Se apriamo un dizionario aggiornato scopriamo che i nomi professionali al femminile sono censiti come le forme maschili. Perché la cacofonia (ministra suona male) o il “si è sempre detto così” non si possono coniugare a una realtà così mutevole come la lingua?

La questione dei nomi professionali al femminile (almeno per un po’). Ne abbiamo parlato a Café Bleu con
Vera Gheno, sociolinguista e docente all’Università di Firenze.

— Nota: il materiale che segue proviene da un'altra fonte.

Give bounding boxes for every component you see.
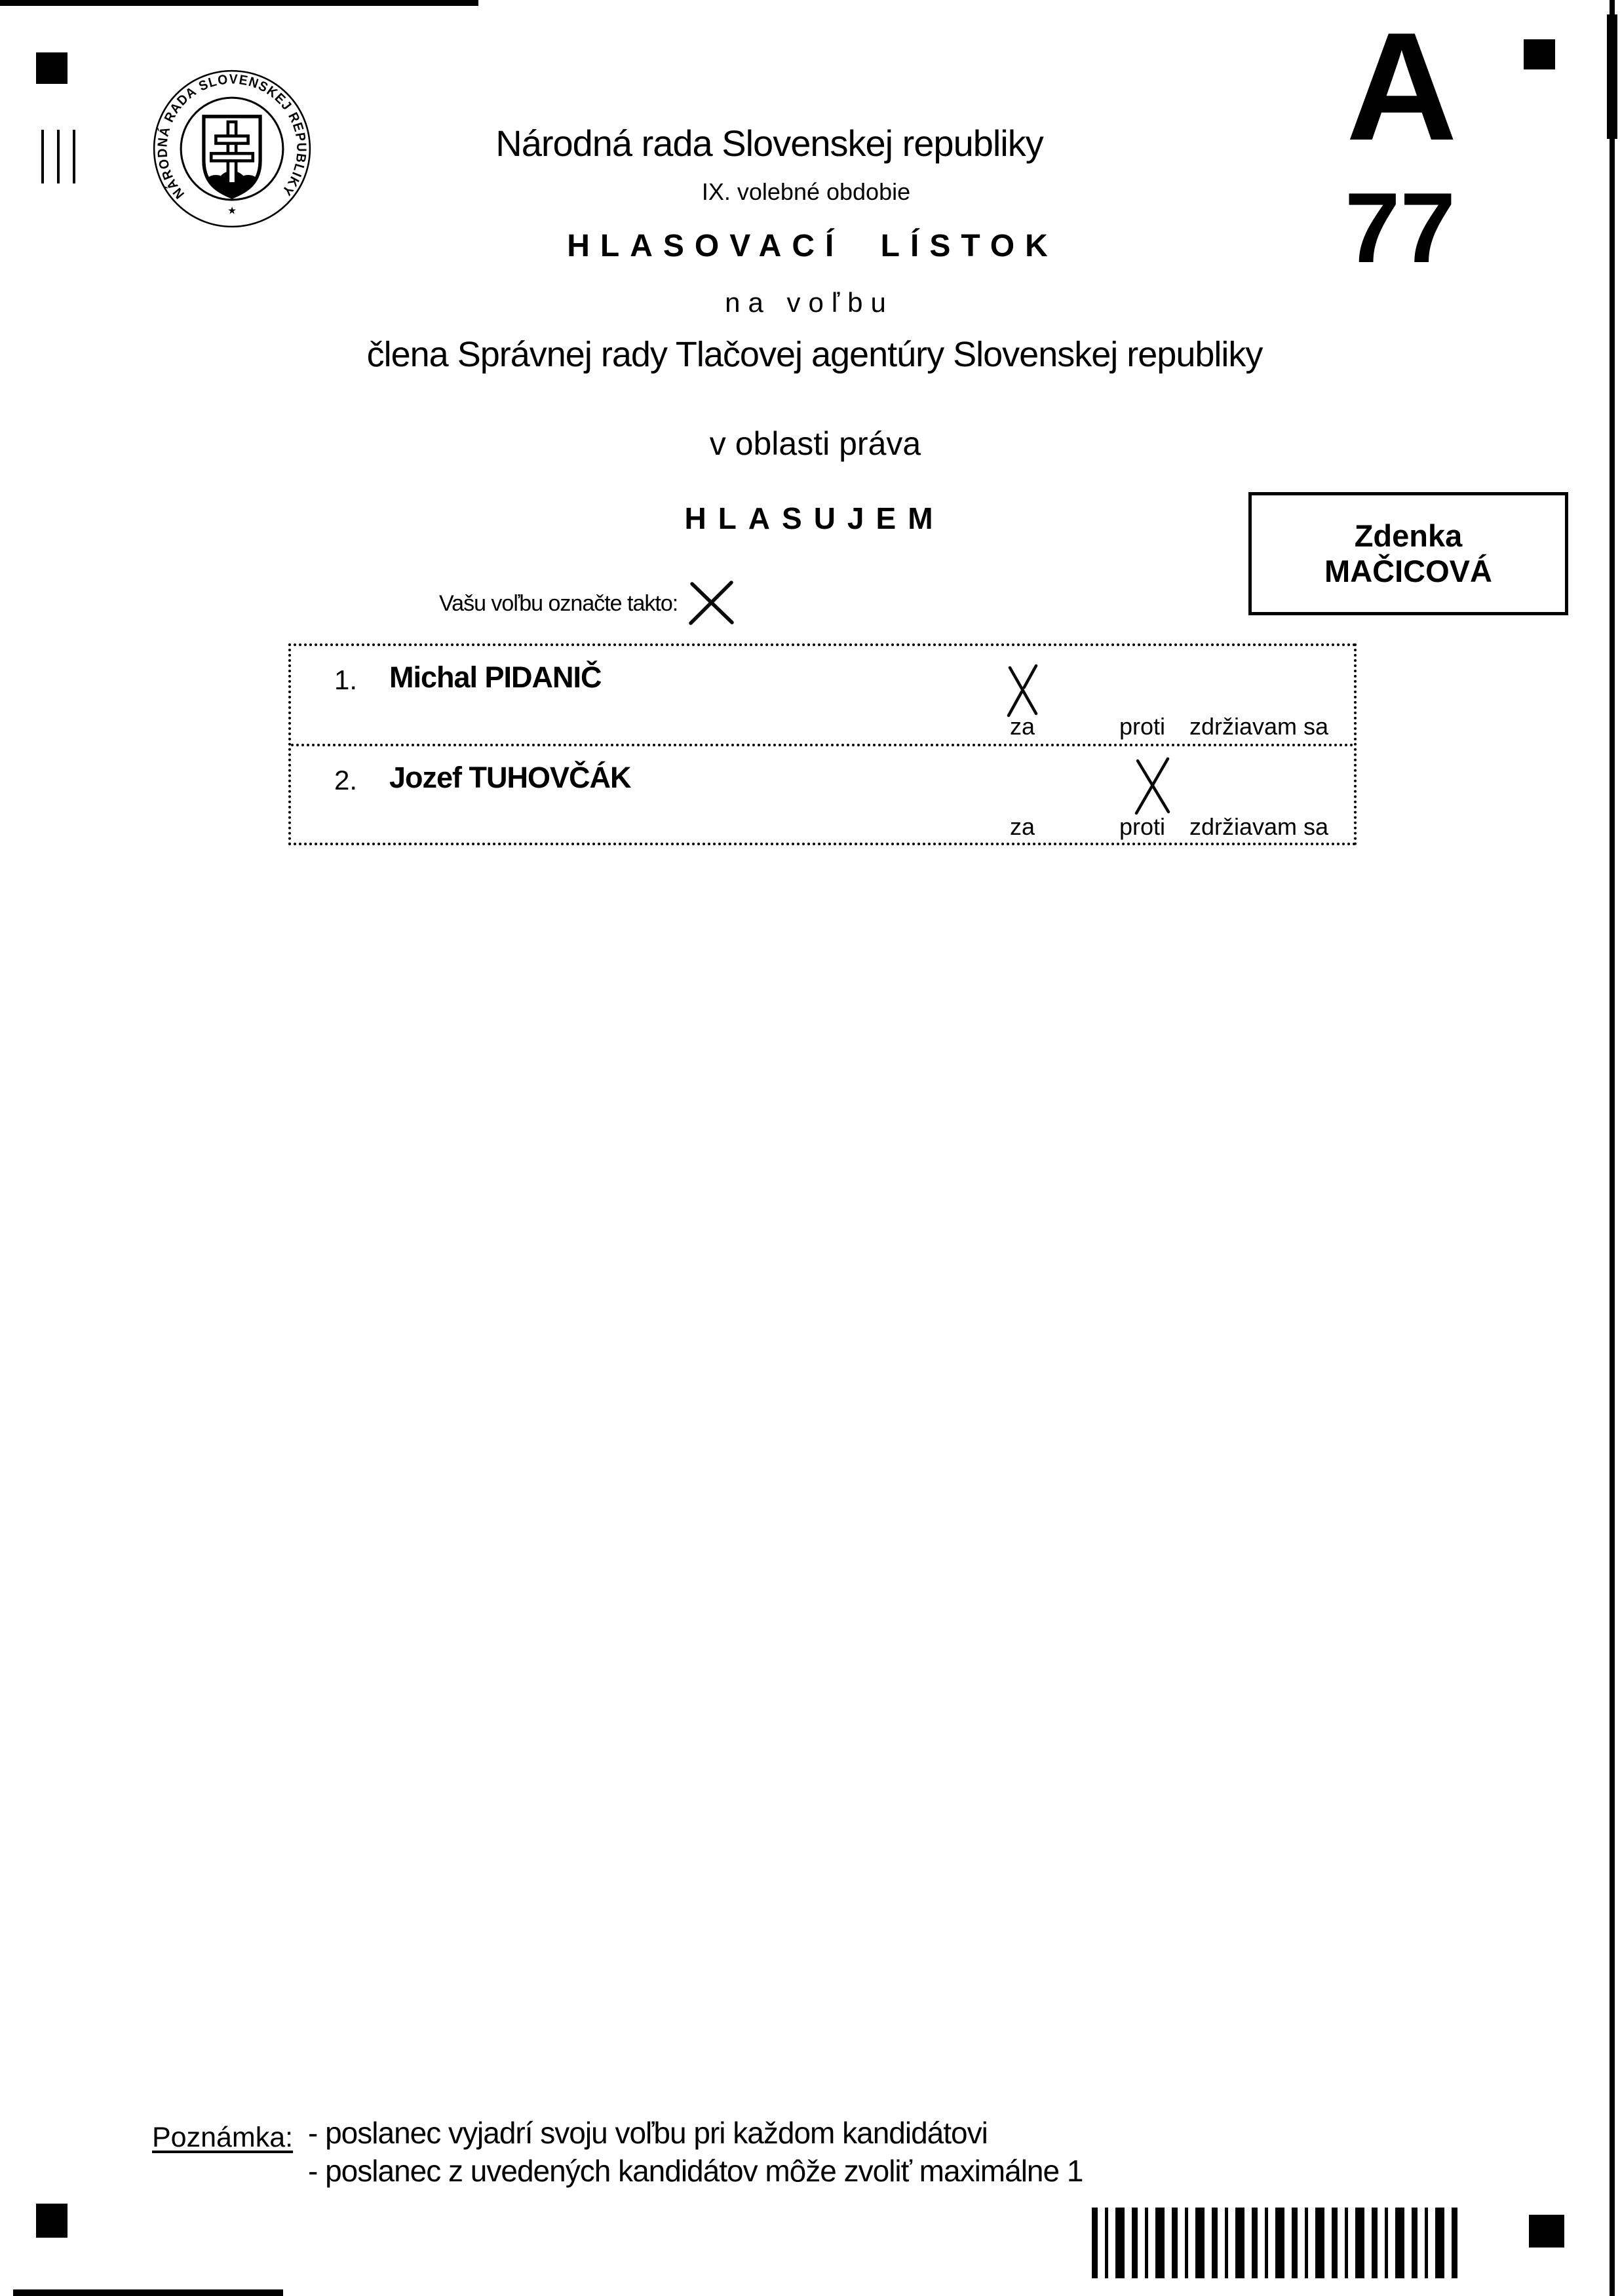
candidate-name: Jozef TUHOVČÁK [389,761,631,794]
candidate-number: 2. [334,765,358,795]
vote-option-abstain: zdržiavam sa [1189,713,1329,740]
document-title: HLASOVACÍ LÍSTOK [567,229,1058,263]
voter-last-name: MAČICOVÁ [1324,554,1492,588]
voter-name-box [1248,492,1568,615]
vote-mark-x-icon [1131,756,1174,817]
note-label: Poznámka: [152,2122,294,2153]
seal-star-icon: ★ [227,205,237,217]
note-line: - poslanec z uvedených kandidátov môže zvoliť maximálne 1 [308,2154,1083,2188]
document-subtitle: na voľbu [725,287,894,318]
ballot-number: 77 [1345,172,1456,284]
candidate-name: Michal PIDANIČ [389,660,602,694]
election-term: IX. volebné obdobie [701,178,911,205]
vote-option-za: za [1009,813,1035,840]
registration-line-1 [41,130,44,183]
vote-option-abstain: zdržiavam sa [1189,813,1329,840]
registration-square-bottom-left [36,2204,68,2238]
registration-line-3 [73,130,75,183]
vote-option-proti: proti [1119,713,1166,740]
election-subject: člena Správnej rady Tlačovej agentúry Slovenskej republiky [366,335,1263,374]
voter-first-name: Zdenka [1354,518,1463,553]
scan-artifact-bottom-strip [13,2289,283,2296]
parliament-seal-icon [151,68,313,229]
vote-option-za: za [1009,713,1035,740]
scan-artifact-top-strip [0,0,478,6]
ballot-series-letter: A [1346,0,1457,172]
scan-artifact-right-edge [1610,0,1615,2296]
sample-x-mark-icon [687,579,737,626]
registration-square-bottom-right [1529,2215,1564,2248]
registration-square-top-right [1524,39,1555,69]
candidate-row-1 [291,646,1354,746]
mark-instruction: Vašu voľbu označte takto: [439,591,678,616]
scan-artifact-right-edge-blob [1607,14,1617,139]
barcode [1092,2208,1463,2278]
candidate-number: 1. [334,664,358,695]
vote-heading: HLASUJEM [684,501,945,535]
candidate-row-2 [291,746,1354,844]
election-area: v oblasti práva [709,425,921,462]
org-title: Národná rada Slovenskej republiky [495,123,1043,164]
registration-line-2 [57,130,60,183]
seal-ring-text: NÁRODNÁ RADA SLOVENSKEJ REPUBLIKY [155,71,309,202]
vote-option-proti: proti [1119,813,1166,840]
vote-mark-x-icon [1004,663,1042,718]
candidates-table [288,643,1357,845]
note-line: - poslanec vyjadrí svoju voľbu pri každom kandidátovi [308,2116,988,2150]
registration-square-top-left [36,52,68,84]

«Dal punto di vista linguistico i femminili professionali sono perfettamente corretti e andrebbero usati. Linguisticamente non c’è differenza tra maestra e ministra o tra infermiera e ingegnera. Ai primi siamo abituati e abituate, ai secondi no. Se apriamo un dizionario sufficientemente aggiornato possiamo scoprire che tutti questi femminili sono censiti come le forme professionali maschili. Nel caso direttrice/direttore d’orchestra, abbiamo a che fare con quei nomi professionali che denotano una differenza di percezione tra maschile e femminile. Per qualcuno o qualcuna il maschile può suonare “altolocato” perché fa riferimento a ruoli sociali di rilievo, anche se direttrice di un istituto scolastico senza dubbio non è peggio di una direttrice d’orchestra. Quindi sono assolutamente a favore dell’uso dei femminili, anche se non credo nell’uso delle imposizioni. Se vuoi farti chiamare al maschile, bene, ma non lo giustificare con motivazioni che non hanno nulla di scientifico».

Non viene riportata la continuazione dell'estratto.